Finally, Someone in the Obamacare Mess Got Fired
Apr 14 2014Perhaps they were just being gallant not to probe further, but the news media dutifully reported Kathleen Sebelius’ abrupt departure from her post as Secretary of the Health and Human Services (HHS) agency as a resignation. The Affordable Care Act was forecast well before its launch to be a “train wreck” by those on the right anxious to be proven right, but at time time the disastrous ill-preparedness of the website being developed by her agency was unknown. Republicans, with their 40–plus repeals of Obamacare in the House, would today still be ceaselessly attempting to undermine the Act even if the launch had gone
well, but the miserable performance of HHS was a surprise gift that conferred validation to their cause like nothing else they could have wished for.
Sebelius was fired (or asked to resign; same thing), make no mistake. Like Kremlinologists divining power shifts by observing who was present and who missing in the Soviet Union's leadership at the May Day parades, we should take note that, when President Obama stood in the Rose Garden on April 2 at the end of six months of open enrollment to announce that 7.1 million had signed up, at his side stood Vice President Joe Biden. Where was Kathleen Sebelius? She was in attendance but went unmentioned in the President’s thank yous.
It must have come as something of a surprise for her. Sebelius announced her resignation and was effectively gone no notice no announcing that she would leave at the end of some future month, as is the usual practice. On “Meet the Press”, two days after her alleged resignation was announced, Andrea Mitchell popped the question: "People are asking, were you pushed or did you jump?" to which the secretary averred that she had thought “at the end of open enrollment was a logical time to leave” and had earlier told the President “you really should begin to look for the next secretary”.
But that doesn’t square with what she had said days earlier to a Huffington Post interviewer who asked, “Do you see yourself sticking around until November for round two”. “Well, absolutely”, she answered. “So you’re staying for a while?” “I’m in” said Sebelius.

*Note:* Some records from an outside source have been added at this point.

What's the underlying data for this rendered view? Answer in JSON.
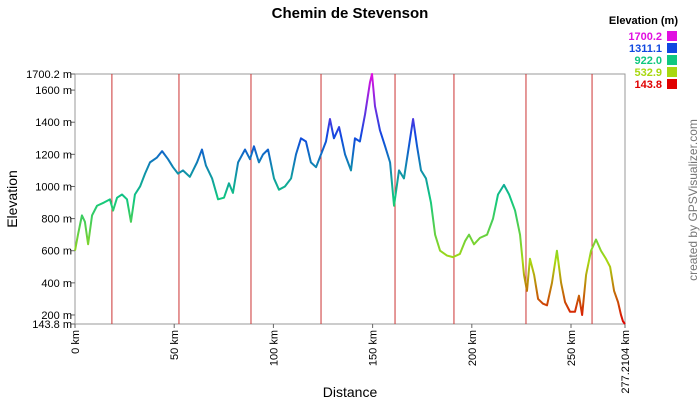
{
  "chart_data": {
    "type": "line",
    "title": "Chemin de Stevenson",
    "x_label": "Distance",
    "y_label": "Elevation",
    "credit": "created by GPSVisualizer.com",
    "xlim": [
      0,
      277.2104
    ],
    "ylim": [
      143.8,
      1700.2
    ],
    "xticks": [
      {
        "value": 0,
        "label": "0 km"
      },
      {
        "value": 50,
        "label": "50 km"
      },
      {
        "value": 100,
        "label": "100 km"
      },
      {
        "value": 150,
        "label": "150 km"
      },
      {
        "value": 200,
        "label": "200 km"
      },
      {
        "value": 250,
        "label": "250 km"
      },
      {
        "value": 277.2104,
        "label": "277.2104 km"
      }
    ],
    "yticks": [
      {
        "value": 143.8,
        "label": "143.8 m"
      },
      {
        "value": 200,
        "label": "200 m"
      },
      {
        "value": 400,
        "label": "400 m"
      },
      {
        "value": 600,
        "label": "600 m"
      },
      {
        "value": 800,
        "label": "800 m"
      },
      {
        "value": 1000,
        "label": "1000 m"
      },
      {
        "value": 1200,
        "label": "1200 m"
      },
      {
        "value": 1400,
        "label": "1400 m"
      },
      {
        "value": 1600,
        "label": "1600 m"
      },
      {
        "value": 1700.2,
        "label": "1700.2 m"
      }
    ],
    "vertical_lines": [
      18.6,
      52.4,
      88.7,
      124.0,
      161.3,
      191.0,
      227.3,
      260.6
    ],
    "vertical_line_color": "#cc3333",
    "color_scale": {
      "title": "Elevation (m)",
      "values": [
        1700.2,
        1311.1,
        922,
        532.9,
        143.8
      ],
      "value_labels": [
        "1700.2",
        "1311.1",
        "922.0",
        "532.9",
        "143.8"
      ],
      "colors": [
        "#e010e0",
        "#1048e0",
        "#10c880",
        "#a8d810",
        "#e00000"
      ]
    },
    "x": [
      0,
      1.5,
      3.5,
      5.0,
      6.6,
      8.6,
      11.1,
      14.6,
      17.6,
      19.2,
      21.2,
      23.7,
      26.2,
      28.2,
      30.2,
      32.8,
      35.3,
      37.8,
      41.3,
      43.9,
      46.9,
      49.4,
      51.9,
      54.4,
      57.9,
      61.5,
      64.0,
      66.0,
      69.1,
      72.1,
      75.1,
      77.6,
      79.6,
      82.2,
      85.7,
      88.2,
      90.2,
      92.7,
      94.8,
      97.3,
      100.3,
      102.8,
      105.8,
      108.9,
      111.4,
      113.9,
      116.4,
      118.9,
      121.5,
      124.0,
      126.5,
      128.5,
      130.5,
      133.1,
      136.1,
      139.1,
      141.1,
      143.6,
      146.2,
      148.7,
      149.7,
      151.2,
      153.7,
      156.3,
      158.8,
      160.8,
      163.3,
      165.8,
      168.3,
      170.4,
      172.4,
      174.4,
      176.9,
      179.4,
      181.5,
      184.0,
      187.5,
      190.5,
      194.0,
      196.6,
      198.6,
      201.1,
      204.1,
      207.7,
      210.7,
      213.2,
      216.2,
      218.8,
      221.8,
      224.3,
      226.3,
      227.8,
      229.3,
      231.4,
      233.4,
      235.9,
      237.9,
      240.4,
      242.9,
      245.0,
      247.0,
      249.5,
      252.0,
      254.0,
      255.6,
      257.6,
      260.1,
      262.6,
      265.1,
      267.6,
      269.7,
      271.7,
      273.7,
      275.2,
      276.2,
      277.2104
    ],
    "values": [
      600,
      700,
      820,
      780,
      640,
      820,
      880,
      900,
      920,
      850,
      930,
      950,
      920,
      780,
      950,
      1000,
      1080,
      1150,
      1180,
      1220,
      1170,
      1120,
      1080,
      1100,
      1060,
      1150,
      1230,
      1130,
      1050,
      920,
      930,
      1020,
      960,
      1150,
      1230,
      1170,
      1250,
      1150,
      1200,
      1230,
      1050,
      980,
      1000,
      1050,
      1200,
      1300,
      1280,
      1150,
      1120,
      1200,
      1280,
      1420,
      1300,
      1370,
      1200,
      1100,
      1300,
      1280,
      1450,
      1650,
      1700,
      1500,
      1350,
      1250,
      1150,
      880,
      1100,
      1050,
      1250,
      1420,
      1250,
      1100,
      1050,
      900,
      700,
      600,
      570,
      560,
      580,
      660,
      700,
      640,
      680,
      700,
      800,
      950,
      1010,
      950,
      850,
      700,
      450,
      350,
      550,
      450,
      300,
      270,
      260,
      400,
      600,
      400,
      280,
      220,
      220,
      320,
      200,
      450,
      600,
      670,
      600,
      550,
      500,
      350,
      280,
      200,
      160,
      143.8
    ]
  }
}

That was March 31. Two weeks later she was out.
And with scarcely a skipped beat, the President announced his replacement appointment, Sylvia Matthews Burwell, currently the director of the White House Office of Management and Budget. Senate Republicans would have some explaining to do were they to block Ms Burwell after confirming her appointment as budget director 96 to 0. But it is expected that they will take the opportunity of her confirmation hearings to put all the faults of the Affordable Care Act on display.
lest we forgetThere had been calls for madam secretary to resign, as the one ultimately responsible for the botched system, but Obama chose to wait it out until the final sign-up deadline before showing her the door. Sooner would have been an admission of failed management, which would redound to the President.

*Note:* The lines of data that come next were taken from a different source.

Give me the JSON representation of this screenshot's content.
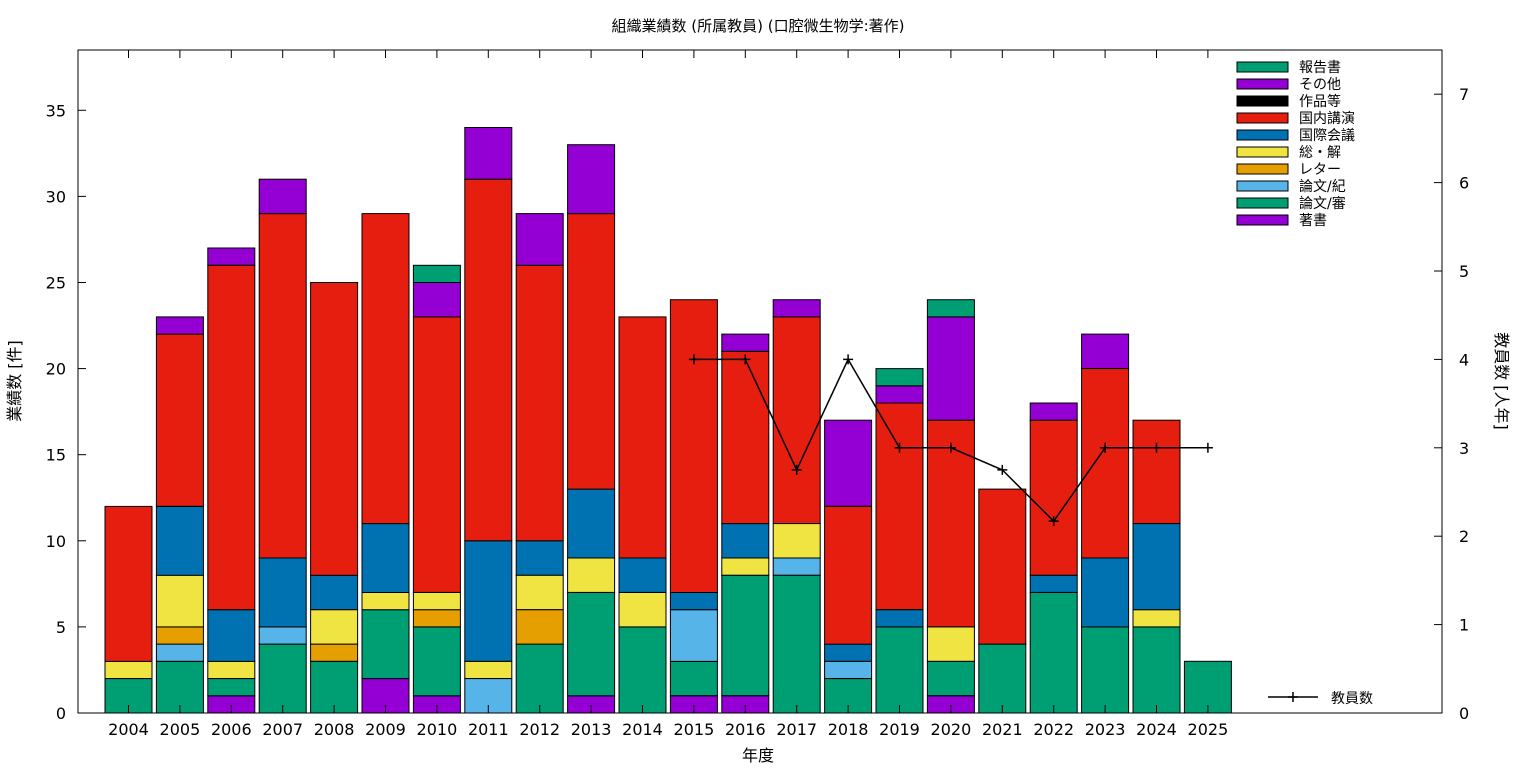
{
  "chart_data": {
    "type": "bar",
    "stacked": true,
    "title": "組織業績数 (所属教員) (口腔微生物学:著作)",
    "xlabel": "年度",
    "ylabel": "業績数 [件]",
    "y2label": "教員数 [人年]",
    "ylim": [
      0,
      38.5
    ],
    "y2lim": [
      0,
      7.5
    ],
    "yticks": [
      "0",
      "5",
      "10",
      "15",
      "20",
      "25",
      "30",
      "35"
    ],
    "y2ticks": [
      "0",
      "1",
      "2",
      "3",
      "4",
      "5",
      "6",
      "7"
    ],
    "grid": false,
    "legend_position": "top-right",
    "categories": [
      "2004",
      "2005",
      "2006",
      "2007",
      "2008",
      "2009",
      "2010",
      "2011",
      "2012",
      "2013",
      "2014",
      "2015",
      "2016",
      "2017",
      "2018",
      "2019",
      "2020",
      "2021",
      "2022",
      "2023",
      "2024",
      "2025"
    ],
    "series": [
      {
        "name": "著書",
        "color": "#9400d3",
        "values": [
          0,
          0,
          1,
          0,
          0,
          2,
          1,
          0,
          0,
          1,
          0,
          1,
          1,
          0,
          0,
          0,
          1,
          0,
          0,
          0,
          0,
          0
        ]
      },
      {
        "name": "論文/審",
        "color": "#009e73",
        "values": [
          2,
          3,
          1,
          4,
          3,
          4,
          4,
          0,
          4,
          6,
          5,
          2,
          7,
          8,
          2,
          5,
          2,
          4,
          7,
          5,
          5,
          3
        ]
      },
      {
        "name": "論文/紀",
        "color": "#56b4e9",
        "values": [
          0,
          1,
          0,
          1,
          0,
          0,
          0,
          2,
          0,
          0,
          0,
          3,
          0,
          1,
          1,
          0,
          0,
          0,
          0,
          0,
          0,
          0
        ]
      },
      {
        "name": "レター",
        "color": "#e69f00",
        "values": [
          0,
          1,
          0,
          0,
          1,
          0,
          1,
          0,
          2,
          0,
          0,
          0,
          0,
          0,
          0,
          0,
          0,
          0,
          0,
          0,
          0,
          0
        ]
      },
      {
        "name": "総・解",
        "color": "#f0e442",
        "values": [
          1,
          3,
          1,
          0,
          2,
          1,
          1,
          1,
          2,
          2,
          2,
          0,
          1,
          2,
          0,
          0,
          2,
          0,
          0,
          0,
          1,
          0
        ]
      },
      {
        "name": "国際会議",
        "color": "#0072b2",
        "values": [
          0,
          4,
          3,
          4,
          2,
          4,
          0,
          7,
          2,
          4,
          2,
          1,
          2,
          0,
          1,
          1,
          0,
          0,
          1,
          4,
          5,
          0
        ]
      },
      {
        "name": "国内講演",
        "color": "#e51e10",
        "values": [
          9,
          10,
          20,
          20,
          17,
          18,
          16,
          21,
          16,
          16,
          14,
          17,
          10,
          12,
          8,
          12,
          12,
          9,
          9,
          11,
          6,
          0
        ]
      },
      {
        "name": "作品等",
        "color": "#000000",
        "values": [
          0,
          0,
          0,
          0,
          0,
          0,
          0,
          0,
          0,
          0,
          0,
          0,
          0,
          0,
          0,
          0,
          0,
          0,
          0,
          0,
          0,
          0
        ]
      },
      {
        "name": "その他",
        "color": "#9400d3",
        "values": [
          0,
          1,
          1,
          2,
          0,
          0,
          2,
          3,
          3,
          4,
          0,
          0,
          1,
          1,
          5,
          1,
          6,
          0,
          1,
          2,
          0,
          0
        ]
      },
      {
        "name": "報告書",
        "color": "#009e73",
        "values": [
          0,
          0,
          0,
          0,
          0,
          0,
          1,
          0,
          0,
          0,
          0,
          0,
          0,
          0,
          0,
          1,
          1,
          0,
          0,
          0,
          0,
          0
        ]
      }
    ],
    "legend_order": [
      "報告書",
      "その他",
      "作品等",
      "国内講演",
      "国際会議",
      "総・解",
      "レター",
      "論文/紀",
      "論文/審",
      "著書"
    ],
    "line_series": {
      "name": "教員数",
      "axis": "y2",
      "color": "#000000",
      "points": [
        {
          "x": "2015",
          "y": 4
        },
        {
          "x": "2016",
          "y": 4
        },
        {
          "x": "2017",
          "y": 2.75
        },
        {
          "x": "2018",
          "y": 4
        },
        {
          "x": "2019",
          "y": 3
        },
        {
          "x": "2020",
          "y": 3
        },
        {
          "x": "2021",
          "y": 2.75
        },
        {
          "x": "2022",
          "y": 2.17
        },
        {
          "x": "2023",
          "y": 3
        },
        {
          "x": "2024",
          "y": 3
        },
        {
          "x": "2025",
          "y": 3
        }
      ]
    }
  }
}
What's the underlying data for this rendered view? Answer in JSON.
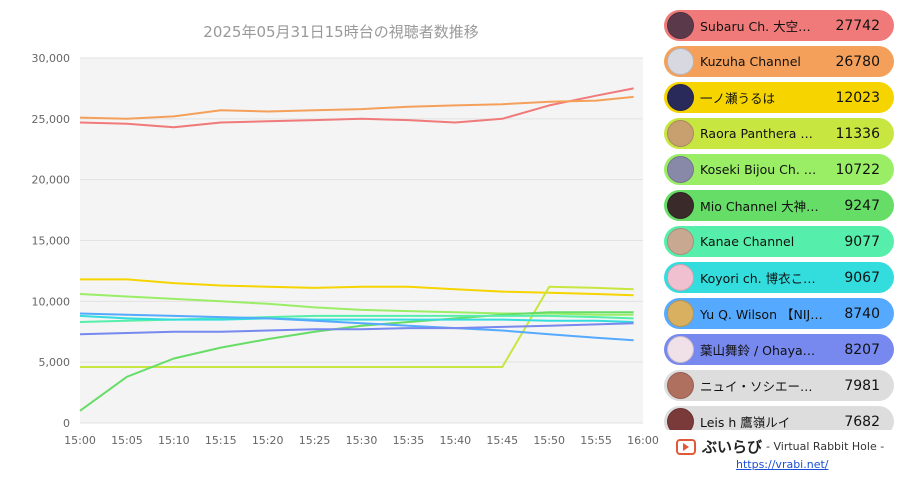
{
  "chart_data": {
    "type": "line",
    "title": "2025年05月31日15時台の視聴者数推移",
    "xlabel": "",
    "ylabel": "",
    "ylim": [
      0,
      30000
    ],
    "yticks": [
      "0",
      "5,000",
      "10,000",
      "15,000",
      "20,000",
      "25,000",
      "30,000"
    ],
    "xticks": [
      "15:00",
      "15:05",
      "15:10",
      "15:15",
      "15:20",
      "15:25",
      "15:30",
      "15:35",
      "15:40",
      "15:45",
      "15:50",
      "15:55",
      "16:00"
    ],
    "x_minutes": [
      0,
      5,
      10,
      15,
      20,
      25,
      30,
      35,
      40,
      45,
      50,
      55,
      59
    ],
    "grid": true,
    "legend_position": "right",
    "series": [
      {
        "name": "Subaru Ch. 大空…",
        "value": "27742",
        "color": "#f07a7a",
        "values": [
          24700,
          24600,
          24300,
          24700,
          24800,
          24900,
          25000,
          24900,
          24700,
          25000,
          26100,
          26900,
          27500
        ]
      },
      {
        "name": "Kuzuha Channel",
        "value": "26780",
        "color": "#f5a05a",
        "values": [
          25100,
          25000,
          25200,
          25700,
          25600,
          25700,
          25800,
          26000,
          26100,
          26200,
          26400,
          26500,
          26800
        ]
      },
      {
        "name": "一ノ瀬うるは",
        "value": "12023",
        "color": "#f5d400",
        "values": [
          11800,
          11800,
          11500,
          11300,
          11200,
          11100,
          11200,
          11200,
          11000,
          10800,
          10700,
          10600,
          10500
        ]
      },
      {
        "name": "Raora Panthera …",
        "value": "11336",
        "color": "#c8e640",
        "values": [
          4600,
          4600,
          4600,
          4600,
          4600,
          4600,
          4600,
          4600,
          4600,
          4600,
          11200,
          11100,
          11000
        ]
      },
      {
        "name": "Koseki Bijou Ch. …",
        "value": "10722",
        "color": "#99ee66",
        "values": [
          10600,
          10400,
          10200,
          10000,
          9800,
          9500,
          9300,
          9200,
          9100,
          9000,
          9000,
          8900,
          8900
        ]
      },
      {
        "name": "Mio Channel 大神…",
        "value": "9247",
        "color": "#66dd66",
        "values": [
          1000,
          3800,
          5300,
          6200,
          6900,
          7500,
          8000,
          8300,
          8600,
          8900,
          9100,
          9100,
          9100
        ]
      },
      {
        "name": "Kanae Channel",
        "value": "9077",
        "color": "#55eeaa",
        "values": [
          8300,
          8400,
          8500,
          8600,
          8700,
          8800,
          8800,
          8800,
          8800,
          8800,
          8800,
          8700,
          8600
        ]
      },
      {
        "name": "Koyori ch. 博衣こ…",
        "value": "9067",
        "color": "#33dddd",
        "values": [
          8800,
          8600,
          8500,
          8500,
          8600,
          8500,
          8500,
          8500,
          8500,
          8500,
          8400,
          8400,
          8300
        ]
      },
      {
        "name": "Yu Q. Wilson 【NIJ…",
        "value": "8740",
        "color": "#55aaff",
        "values": [
          9000,
          8900,
          8800,
          8700,
          8600,
          8400,
          8200,
          8000,
          7800,
          7600,
          7300,
          7000,
          6800
        ]
      },
      {
        "name": "葉山舞鈴 / Ohaya…",
        "value": "8207",
        "color": "#7788ee",
        "values": [
          7300,
          7400,
          7500,
          7500,
          7600,
          7700,
          7700,
          7800,
          7800,
          7900,
          8000,
          8100,
          8200
        ]
      },
      {
        "name": "ニュイ・ソシエー…",
        "value": "7981",
        "color": "#dddddd",
        "values": []
      },
      {
        "name": "Leis h 鷹嶺ルイ",
        "value": "7682",
        "color": "#dddddd",
        "values": []
      }
    ]
  },
  "legend_avatars": [
    "#5a3a4a",
    "#d8d8e0",
    "#2a2a5a",
    "#c8a070",
    "#8888a8",
    "#3a2a2a",
    "#c8a890",
    "#f0c0d0",
    "#d8b060",
    "#f0e0e8",
    "#b07060",
    "#7a3a3a"
  ],
  "brand": {
    "icon": "play-icon",
    "name": "ぶいらび",
    "tagline": "- Virtual Rabbit Hole -",
    "url": "https://vrabi.net/"
  }
}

Which it certainly should.
Mark Shields, who holds up the left end of the weekly debate with fellow columnist and conservative David Brooks on Friday’s PBS NewsHour, acknowledged that he had known Kathleen Sebelius for 46 years. He worked to shift blame, calling modern cabinet chiefs no more than figureheads, that
“everything is micro-managed from the White House. The idea that the healthcare plan, the biggest initiative of this administration…was not going to be managed from the White House … just couldn’t be true...They were in it up to their eyebrows so when it went wrong , somebody had to take the hit, and that was Kathleen Sebelius.”.

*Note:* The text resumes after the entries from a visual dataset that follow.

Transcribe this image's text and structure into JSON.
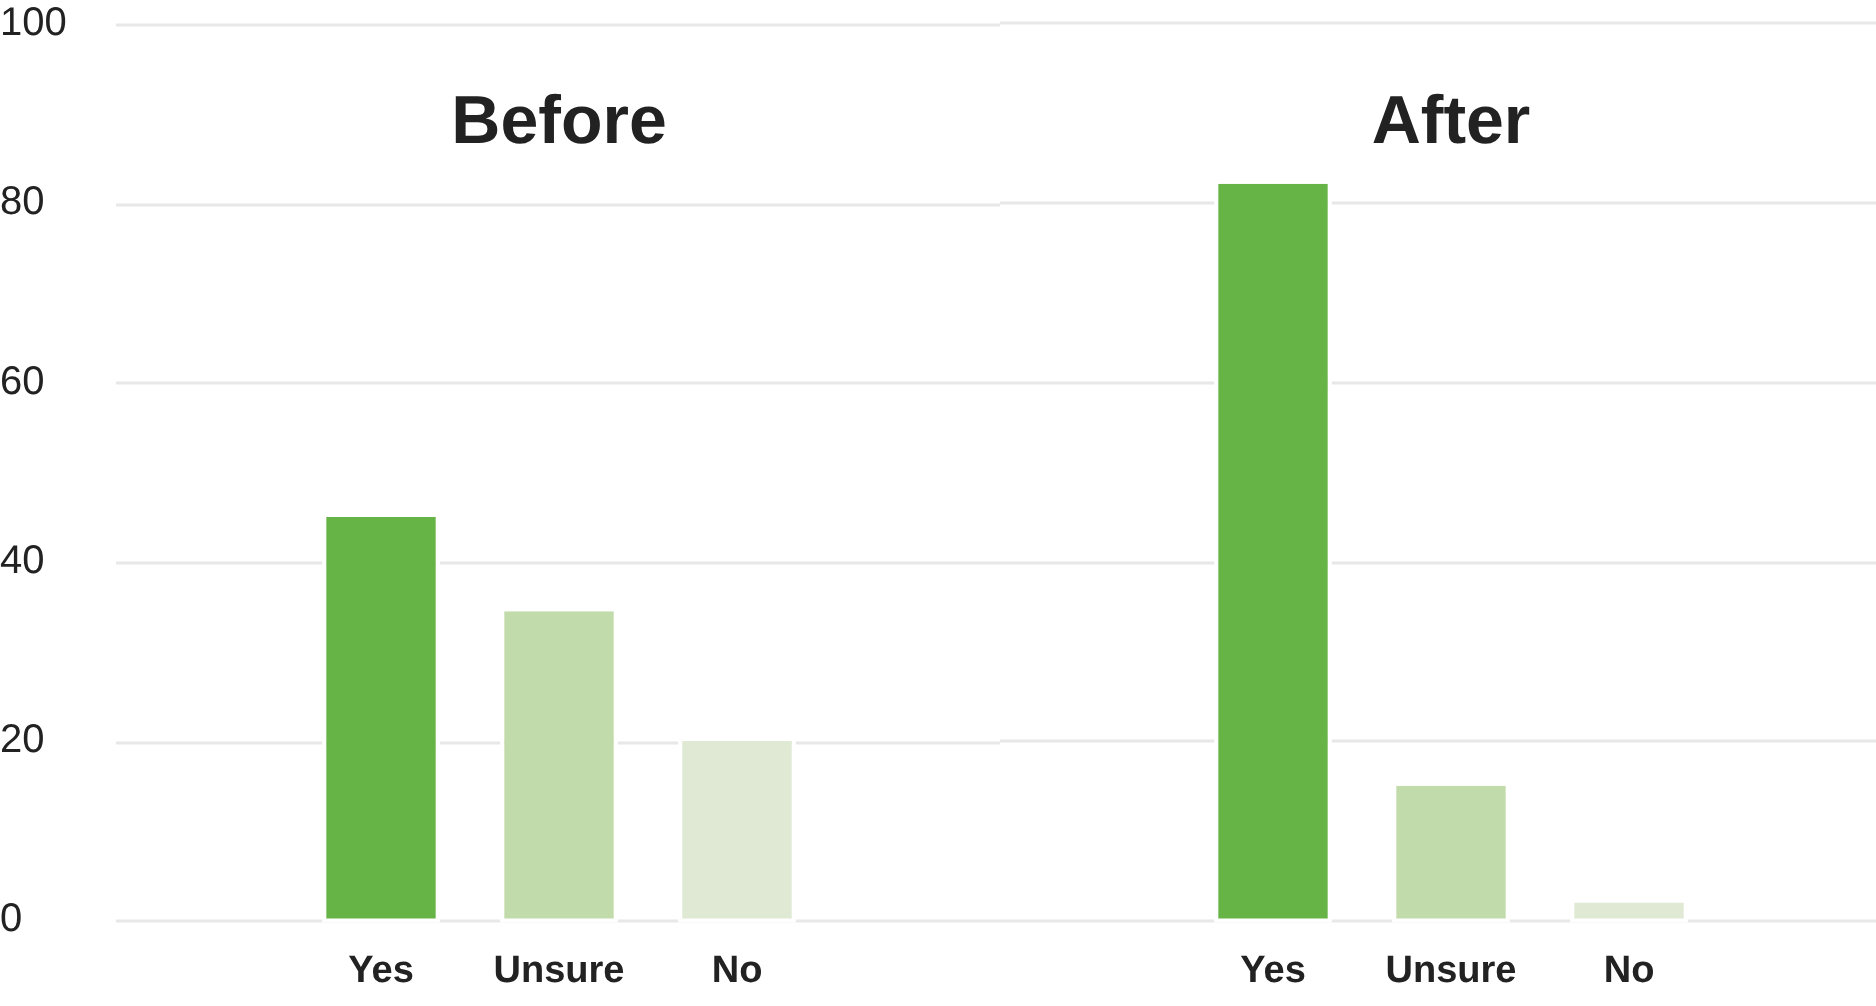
{
  "chart_data": [
    {
      "type": "bar",
      "title": "Before",
      "categories": [
        "Yes",
        "Unsure",
        "No"
      ],
      "values": [
        45,
        34.5,
        20
      ],
      "colors": [
        "#66b446",
        "#c1dcaa",
        "#dfe9d3"
      ],
      "ylim": [
        0,
        100
      ],
      "yticks": [
        0,
        20,
        40,
        60,
        80,
        100
      ],
      "grid": "y"
    },
    {
      "type": "bar",
      "title": "After",
      "categories": [
        "Yes",
        "Unsure",
        "No"
      ],
      "values": [
        82,
        15,
        2
      ],
      "colors": [
        "#66b446",
        "#c1dcaa",
        "#dfe9d3"
      ],
      "ylim": [
        0,
        100
      ],
      "yticks": [
        0,
        20,
        40,
        60,
        80,
        100
      ],
      "grid": "y",
      "tick_labels": "x"
    }
  ]
}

But the truth was precisely the opposite. When the site blew up we had said, “You’ve got to wonder, how could the President have paid so little attention to the status of what is endlessly called his ‘signature’ achievement that he would say on the same day the government’s Internet insurance exchange crashed that people will be able to shop ‘the same way you'd order a plane ticket on Kayak or a TV on Amazon’". Hadn’t he even tried it? In the evening hours in the White House residence, wasn’t he curious from time to time before launch to see if it worked? And to be all over HHS when he found out it didn’t?
Instead, he had apparently taken the word of the equally non-technical Sebelius that “we’re on target”, as she said in a July interview after months of “projecting optimism and confidence”?
On the NewsHour, David Brooks added, “It is also true the secretaries do not run their agencies … the agencies run the agencies”. Tell that to Rumsfeld and Gates. Even if true, if “Yes, Minister” has crossed the Atlantic and the bureaucrats work to confound the boss, does it therefore become an excuse for Sebelius not to have any idea that the premier product of her agency was in trouble? It was for her to sound the alarm repeatedly in the months leading up to the roll-out. Instead, reports were that she misallocated her time traveling the country to promote Obamacare, instead of constantly monitoring the progress of the hugely complex system. Instead, a Wall Street Journal editorial called HHS credibility “a running joke”.
There was a redeeming moment in that HuffPost interview. Sebelius said she had been touring call centers around the country to rally the 14,000 workers at 17 sites who manned the phones to answer questions. “I can’t tell you how many of the call center workers tell me that they feel like they’re doing the most important work they’ve ever done”, said Ms Sebelius. “People are in tears of joy; they tell them personal stories, family stories, about finally having the opportunity to make sure they won’t go bankrupt if they get sick, that they can take care of their kids and their family. They never thought they would have this opportunity”.